Why is irqbalance not balancing?
I am running irqbalance with default configuration on an Atom 330 machine. This CPU has 2 physical cores + 2 SMT (aka Hyperthreading) cores.
As shown below the interrupt for the eth0 device is always on CPUs 0 and 1, with CPUs 2 and 3 left idle. But why?
Maybe irqbalance prefers physical cores? My understanding, though, is that the even-numbered CPUs are the physical cores, with the odd-numbered one being the SMT cores. If this understanding is correct, it means that irqbalance is toggling between a single physical core and its SMT sibling.
Any thoughts on why irqbalance is not using all 4 CPUs to distribute the eth0 interrupts?
Thanks.
——————-
2 thoughts on - Why is irqbalance not balancing?
Steve Snyder wrote:
I believe the hyperthreading cores are enumerated after the ‘real’ cores – you can see this by using ‘lstopo’ – part of the hwloc package (‘yum install hwloc’) i.e. logical CPUs 0 and 1 are the ‘real’ cores and logical CPUs 2 and 3 are the HT cores
I suspect interrupts only have meaning on the real cores – hence you not seeing any on CPUs 2 and 3
James Pearson
Maybe this utility will be useful to you.
http://www.open-mpi.org/projects/hwloc/
Portable Hardware Locality (hwloc)
“The Portable Hardware Locality (hwloc) software package provides a
portable abstraction (across OS, versions, architectures, …) of the
hierarchical topology of modern architectures, including NUMA memory
nodes, sockets, shared caches, cores and simultaneous multithreading.
It also gathers various system attributes such as cache and memory
information as well as the locality of I/O devices such as network
interfaces, InfiniBand HCAs or GPUs. It primarily aims at helping
applications with gathering information about modern computing
hardware so as to exploit it accordingly and efficiently.
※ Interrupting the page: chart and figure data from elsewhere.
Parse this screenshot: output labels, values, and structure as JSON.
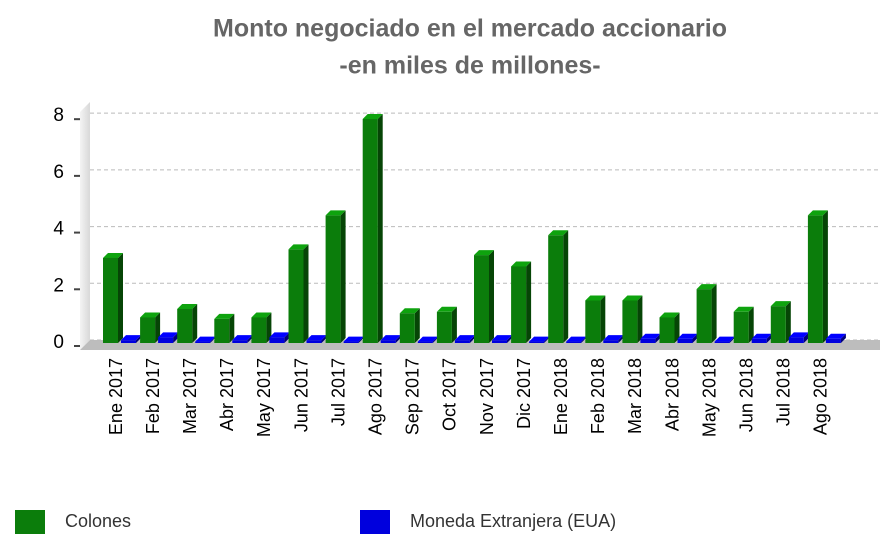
{
  "chart_data": {
    "type": "bar3d",
    "title": "Monto negociado en el mercado accionario",
    "subtitle": "-en miles de millones-",
    "categories": [
      "Ene 2017",
      "Feb 2017",
      "Mar 2017",
      "Abr 2017",
      "May 2017",
      "Jun 2017",
      "Jul 2017",
      "Ago 2017",
      "Sep 2017",
      "Oct 2017",
      "Nov 2017",
      "Dic 2017",
      "Ene 2018",
      "Feb 2018",
      "Mar 2018",
      "Abr 2018",
      "May 2018",
      "Jun 2018",
      "Jul 2018",
      "Ago 2018"
    ],
    "series": [
      {
        "name": "Colones",
        "color": "#0b7d0b",
        "values": [
          3.0,
          0.9,
          1.2,
          0.85,
          0.9,
          3.3,
          4.5,
          7.9,
          1.05,
          1.1,
          3.1,
          2.7,
          3.8,
          1.5,
          1.5,
          0.9,
          1.9,
          1.1,
          1.3,
          4.5
        ]
      },
      {
        "name": "Moneda Extranjera (EUA)",
        "color": "#0000dd",
        "values": [
          0.1,
          0.2,
          0.05,
          0.1,
          0.2,
          0.1,
          0.05,
          0.1,
          0.05,
          0.1,
          0.1,
          0.05,
          0.05,
          0.1,
          0.15,
          0.15,
          0.05,
          0.15,
          0.2,
          0.15
        ]
      }
    ],
    "ylim": [
      0,
      8.5
    ],
    "yticks": [
      0,
      2,
      4,
      6,
      8
    ],
    "grid": true
  }
}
The democratization of multicore processors and NUMA architectures
leads to the spreading of complex hardware topologies into the whole
server world. Nodaways every single cluster node may contain tens of
cores, hierarchical caches, and multiple memory nodes, making its
topology far from flat. Such complex and hierarchical topologies have
strong impact of the application performance. The developer must take
hardware affinities into account when trying to exploit the actual
hardware performance. (…)”